If I needed to, I could write about two stories. If I wanted to, I could make a trip to St. Louis. If I paced myself, I could run about 10 miles, but I might get bored.
I sometimes have a short attention span. I know, I know — hard to believe. Case in point, I walked away from writing this column right after that sentence.
I don't normally volunteer to or suggest spending two hours sitting in the same chair with no book, no pen, no paper, staring at a screen in a movie theater. But I've done just that three times in the past two weeks.
Two were films with multiple nominations from the countless awards shows. The third was a new release, therefore technically not qualified for this round of statues. Each was different. Each was entertaining. When it boils down to it, that's really all a movie needs to be: entertaining.
Not in the world of awards, though.
To be nominated and definitely to get on stage for an acceptance speech, critics and movie aficionados dissect and analyze a film. They look at color scheme, settings, directing, acting, dialogue, costume, lighting.
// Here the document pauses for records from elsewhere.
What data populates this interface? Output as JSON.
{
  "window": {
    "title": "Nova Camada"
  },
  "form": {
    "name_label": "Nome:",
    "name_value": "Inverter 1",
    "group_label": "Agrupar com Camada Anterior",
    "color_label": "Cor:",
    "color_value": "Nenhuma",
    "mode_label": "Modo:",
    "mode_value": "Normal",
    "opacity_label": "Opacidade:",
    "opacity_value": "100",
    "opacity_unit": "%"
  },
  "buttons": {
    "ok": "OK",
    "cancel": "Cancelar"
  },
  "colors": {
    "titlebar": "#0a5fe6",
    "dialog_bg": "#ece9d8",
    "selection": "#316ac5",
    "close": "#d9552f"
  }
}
What they don't look at is whether we liked it or not.
I watched the Academy Awards last year and could easily count on one hand how many films I had seen. I still haven't seen all of the nominated films — or anywhere close to a majority — and according to ticket sales, a lot of other people have skipped them, too, which begs the question: How relevant are these nominations?
Especially considering a few awards overlap. Movie B won best motion picture, but from which award show? Who took home a winged figure for best leading actress and who walked away with a little gold man for a leading lady role? It gets confusing and, honestly, what does it matter?
A movie can be flippant and shallow or dark and disturbing or light and fluffy, funny or serious, filmed with one camera or dozens, just as long as it's entertaining.
Of all the things I could do with two hours, if I was entertained, I could watch a movie.